Vendors and providers have also helped fill some gaps with regular visits to campus to provide learning opportunities.
“We have a large student workforce,” says Moore. “Students work in the software security center and the network operations center. That gives them hands-on skills in technology and project management, and they can even get certified before they graduate. It gives our students a lot of pride.”
Bennett College Upgrades Wi-Fi and Creates a Community Program
When Bennett College received its nearly $700,000 CMC grant in 2023, IT Director Mondrail Myrick earmarked the funds for campus Wi-Fi upgrades. However, he also used some of the grant for a unique, no-cost, one-year certificate program called E-CAMP, in which community members and Bennett students together study entrepreneurship, coding and artificial intelligence.

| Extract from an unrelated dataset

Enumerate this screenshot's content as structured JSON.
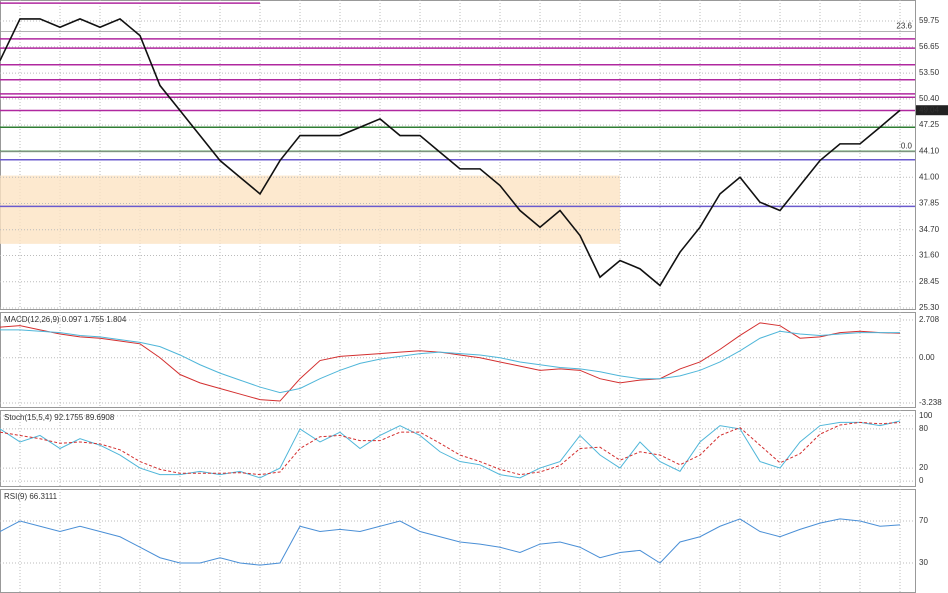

Bennett, an all-women undergraduate HBCU located in Greensboro, N.C., has already graduated its first cohort of students from the E-CAMP program.
Joan Williams, the E-CAMP program director and director of library services at Bennett, both managed and participated in the first year of the program.
“We started with about 25 in the coding class and 10 in the entrepreneurship class,” says Williams. “For the community, it was an opportunity upscale their skills and potentially move into a different arena.”
LEARN MORE: How community partnerships propel one college’s technology center.
Tioluwani Onadeji, a senior at Bennett majoring in computer science, was also in the first cohort of the E-CAMP program.
“It was an opportunity to get certified in Python,” says Onadeji. “We learned about how it was used for AI and cybersecurity.”
Because she was already familiar with computer languages, Onadeji helped other students during study sessions. She also learned from and networked with instructors from North Carolina Agricultural and Technical State University, the largest HBCU in the area, which partnered with Bennett for the E-CAMP program.
“The A&T professor kept asking me what graduate programs I had applied to, and was inspirational in moving me forward. Another student in the class told me about a Ph.D. program where I could apply for a full scholarship,” says Onadeji.
The second cohort started in the winter of 2024. Williams is hopeful for the future.
“I want the community to see Bennett as a resource that can help people,” she says, “whether they want to move into something different or strengthen their skills where they are.”